I’m still trying to find the peace these girls have. They have this peace because there’s less junk and noise in their heads. I hope they’re listening to their coaches when they’re told, Ýou’re smart and strong and learning important things here. When they’re 13 I hope they remember how they feel sitting in this room. I hope they still feel it when they’re 16 and 30 and 60. Things, life, all of it, is going to be hard, harder than they can even anticipate, but they’re here now. And they don’t even realize how strong they’re becoming.
“Running gave me a peace and confidence that allowed me to complete three marathons.” explains Kris Smart, 42, Executive Director of Girls on the Run Chicago.
Girls on the Run was started in 1996 by Molly Barker of North Carolina. In 2000, the program became a 501c3 non-profit organization, and today it operates in more than 200 cities. Girls on the Run-Chicago has served more than 27,000 girls, ages eight to 13.
Locally, the organization has 1,300 volunteer coaches. “They represent the girls we serve. We all have a responsibility to the community in which we live,” says Smart.
Having an eight year-old daughter was even more motivation to get involved with an organization like this one, Smart says, to give girls her daughter’s age opportunities to learn how to take care of themselves. “Boys and girls are not the same,” she says. “Girls learn from each other and from the messages society sends them.
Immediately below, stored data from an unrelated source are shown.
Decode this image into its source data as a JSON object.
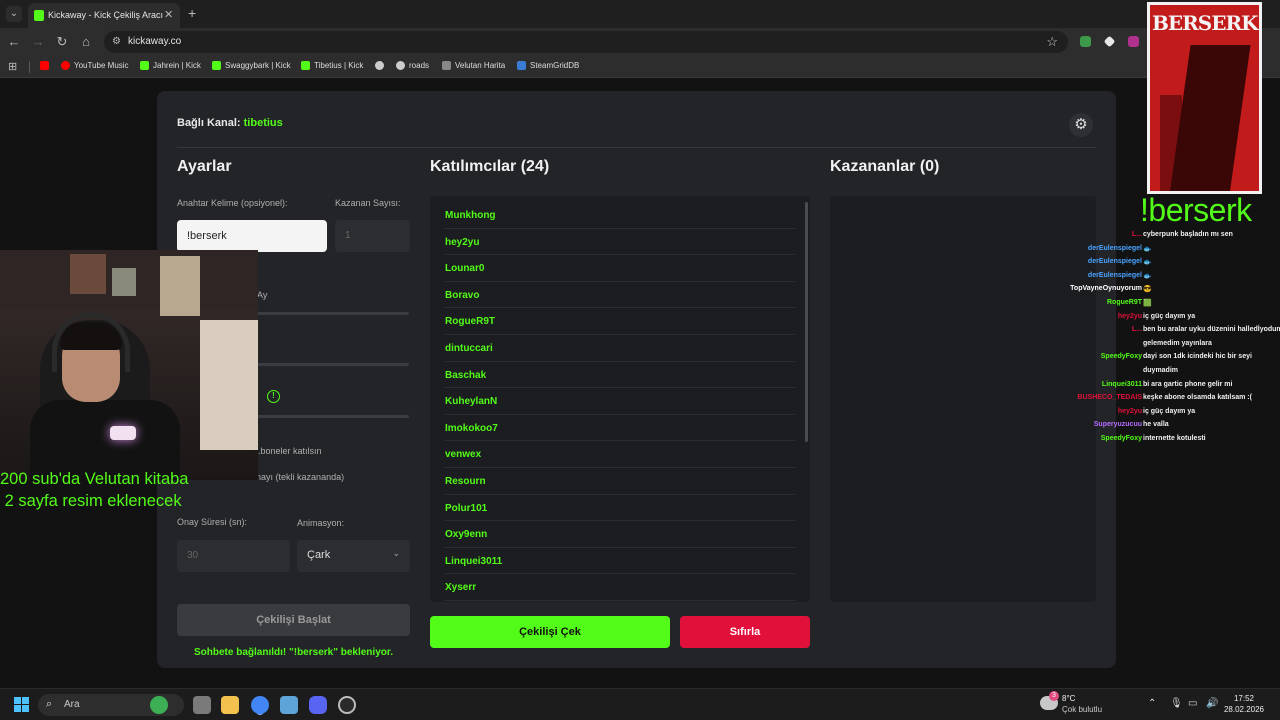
{
  "browser": {
    "tab_title": "Kickaway - Kick Çekiliş Aracı",
    "url": "kickaway.co",
    "bookmarks": [
      {
        "label": "YouTube Music",
        "color": "#ff0000"
      },
      {
        "label": "Jahrein | Kick",
        "color": "#53fc18"
      },
      {
        "label": "Swaggybark | Kick",
        "color": "#53fc18"
      },
      {
        "label": "Tibetius | Kick",
        "color": "#53fc18"
      },
      {
        "label": "",
        "color": "#cccccc"
      },
      {
        "label": "roads",
        "color": "#cccccc"
      },
      {
        "label": "Velutan Harita",
        "color": "#888888"
      },
      {
        "label": "SteamGridDB",
        "color": "#3a7bd5"
      }
    ]
  },
  "app": {
    "channel_label": "Bağlı Kanal:",
    "channel_name": "tibetius",
    "settings": {
      "title": "Ayarlar",
      "keyword_label": "Anahtar Kelime (opsiyonel):",
      "keyword_value": "!berserk",
      "winner_count_label": "Kazanan Sayısı:",
      "winner_count_value": "1",
      "partial_label_1": "Ay",
      "partial_option_1": "...boneler katılsın",
      "partial_option_2": "Kazanan onayı (tekli kazananda)",
      "confirm_time_label": "Onay Süresi (sn):",
      "confirm_time_value": "30",
      "animation_label": "Animasyon:",
      "animation_value": "Çark",
      "start_button": "Çekilişi Başlat",
      "status": "Sohbete bağlanıldı! \"!berserk\" bekleniyor."
    },
    "participants": {
      "title": "Katılımcılar (24)",
      "names": [
        "Munkhong",
        "hey2yu",
        "Lounar0",
        "Boravo",
        "RogueR9T",
        "dintuccari",
        "Baschak",
        "KuheylanN",
        "Imokokoo7",
        "venwex",
        "Resourn",
        "Polur101",
        "Oxy9enn",
        "Linquei3011",
        "Xyserr"
      ]
    },
    "winners": {
      "title": "Kazananlar (0)"
    },
    "draw_button": "Çekilişi Çek",
    "reset_button": "Sıfırla"
  },
  "stream_overlay": {
    "note": "200 sub'da Velutan kitaba\n 2 sayfa resim eklenecek",
    "poster_title": "BERSERK",
    "keyword": "!berserk",
    "chat": [
      {
        "user": "L...",
        "msg": "cyberpunk başladın mı sen",
        "color": "#e0103b"
      },
      {
        "user": "derEulenspiegel",
        "msg": "🐟",
        "color": "#4aa3ff"
      },
      {
        "user": "derEulenspiegel",
        "msg": "🐟",
        "color": "#4aa3ff"
      },
      {
        "user": "derEulenspiegel",
        "msg": "🐟",
        "color": "#4aa3ff"
      },
      {
        "user": "TopVayneOynuyorum",
        "msg": "😎",
        "color": "#ffffff"
      },
      {
        "user": "RogueR9T",
        "msg": "🟩",
        "color": "#53fc18"
      },
      {
        "user": "hey2yu",
        "msg": "iç güç dayım ya",
        "color": "#e0103b"
      },
      {
        "user": "L...",
        "msg": "ben bu aralar uyku düzenini halledİyodum",
        "color": "#e0103b"
      },
      {
        "user": "",
        "msg": "gelemedim yayınlara",
        "color": "#e0103b"
      },
      {
        "user": "SpeedyFoxy",
        "msg": "dayi son 1dk icindeki hic bir seyi",
        "color": "#53fc18"
      },
      {
        "user": "",
        "msg": "duymadim",
        "color": "#53fc18"
      },
      {
        "user": "Linquei3011",
        "msg": "bi ara gartic phone gelir mi",
        "color": "#53fc18"
      },
      {
        "user": "BUSHECO_TEDAIS",
        "msg": "keşke abone olsamda katılsam :(",
        "color": "#e0103b"
      },
      {
        "user": "hey2yu",
        "msg": "iç güç dayım ya",
        "color": "#e0103b"
      },
      {
        "user": "Superyuzucuu",
        "msg": "he valla",
        "color": "#b56cff"
      },
      {
        "user": "SpeedyFoxy",
        "msg": "internette kotulesti",
        "color": "#53fc18"
      }
    ]
  },
  "taskbar": {
    "search_label": "Ara",
    "weather_badge": "3",
    "weather_temp": "8°C",
    "weather_desc": "Çok bulutlu",
    "time": "17:52",
    "date": "28.02.2026"
  }
}
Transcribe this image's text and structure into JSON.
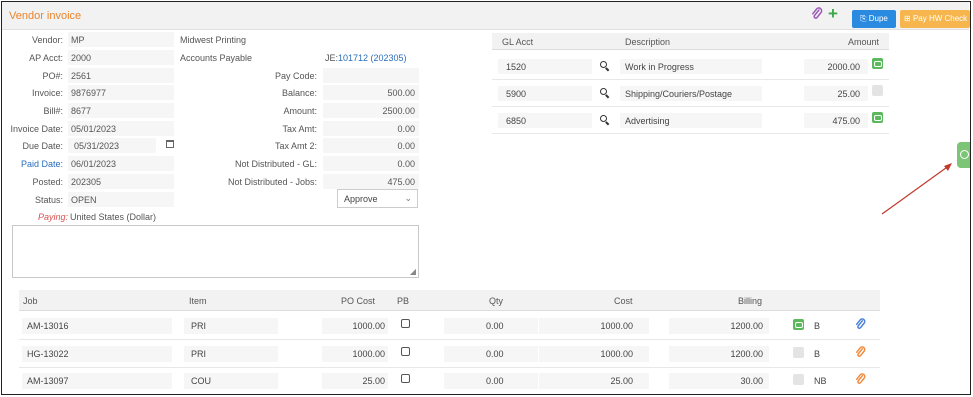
{
  "header": {
    "title": "Vendor invoice",
    "dupe_label": "Dupe",
    "pay_label": "Pay HW Check"
  },
  "left_fields": [
    {
      "label": "Vendor:",
      "value": "MP"
    },
    {
      "label": "AP Acct:",
      "value": "2000"
    },
    {
      "label": "PO#:",
      "value": "2561"
    },
    {
      "label": "Invoice:",
      "value": "9876977"
    },
    {
      "label": "Bill#:",
      "value": "8677"
    },
    {
      "label": "Invoice Date:",
      "value": "05/01/2023"
    },
    {
      "label": "Due Date:",
      "value": "05/31/2023"
    },
    {
      "label": "Paid Date:",
      "value": "06/01/2023"
    },
    {
      "label": "Posted:",
      "value": "202305"
    },
    {
      "label": "Status:",
      "value": "OPEN"
    }
  ],
  "vendor_name": "Midwest Printing",
  "ap_account_name": "Accounts Payable",
  "je_label": "JE:",
  "je_link": "101712 (202305)",
  "mid_fields": [
    {
      "label": "Pay Code:",
      "value": ""
    },
    {
      "label": "Balance:",
      "value": "500.00"
    },
    {
      "label": "Amount:",
      "value": "2500.00"
    },
    {
      "label": "Tax Amt:",
      "value": "0.00"
    },
    {
      "label": "Tax Amt 2:",
      "value": "0.00"
    },
    {
      "label": "Not Distributed - GL:",
      "value": "0.00"
    },
    {
      "label": "Not Distributed - Jobs:",
      "value": "475.00"
    }
  ],
  "paying_label": "Paying:",
  "paying_value": "United States (Dollar)",
  "approve_select": "Approve",
  "gl": {
    "headers": {
      "acct": "GL Acct",
      "desc": "Description",
      "amount": "Amount"
    },
    "rows": [
      {
        "acct": "1520",
        "desc": "Work in Progress",
        "amount": "2000.00",
        "comment": true
      },
      {
        "acct": "5900",
        "desc": "Shipping/Couriers/Postage",
        "amount": "25.00",
        "comment": false
      },
      {
        "acct": "6850",
        "desc": "Advertising",
        "amount": "475.00",
        "comment": true
      }
    ]
  },
  "jobs": {
    "headers": {
      "job": "Job",
      "item": "Item",
      "po_cost": "PO Cost",
      "pb": "PB",
      "qty": "Qty",
      "cost": "Cost",
      "billing": "Billing"
    },
    "rows": [
      {
        "job": "AM-13016",
        "item": "PRI",
        "po_cost": "1000.00",
        "qty": "0.00",
        "cost": "1000.00",
        "billing": "1200.00",
        "flag": "B",
        "comment": true,
        "clip": "#4a7fd6"
      },
      {
        "job": "HG-13022",
        "item": "PRI",
        "po_cost": "1000.00",
        "qty": "0.00",
        "cost": "1000.00",
        "billing": "1200.00",
        "flag": "B",
        "comment": false,
        "clip": "#f08a3c"
      },
      {
        "job": "AM-13097",
        "item": "COU",
        "po_cost": "25.00",
        "qty": "0.00",
        "cost": "25.00",
        "billing": "30.00",
        "flag": "NB",
        "comment": false,
        "clip": "#f08a3c"
      }
    ]
  },
  "colors": {
    "accent": "#e8842c",
    "link": "#2a6ebb",
    "dupe": "#2a8adf",
    "pay": "#f7b64d",
    "green": "#5cb85c"
  }
}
Girls have a lot more thinking to do with issues.”
The girls agree that the program works better because it’s geared only to them. “I like coming here because I get to enjoy other girls,” says Gabrielle. “There are no boy things to talk about unless we want to.”
And generally speaking, the girls don’t want to. The topic of boys doesn’t come up as I watch them. Getting outside comes up, the foods Gabrielle’s aunt makes (fish) comes up. The phrase “we get to be silly here and it’s okay” comes up. Twice.
Each girl is working toward the organization’s spring 5K, which is scheduled to take place June 1 at Toyota Park in Bridgeview. Last year, more than 6,000 girls participated in the run.
“The 5K is so cool for them,” says Houghton. “These girls get to see that they’re part of a much bigger family.”
My shoes and socks are next to my bed. Sometimes I sleep in my running clothes. I love running even on the days I don’t. I’m evolving. I’m part of the family, too.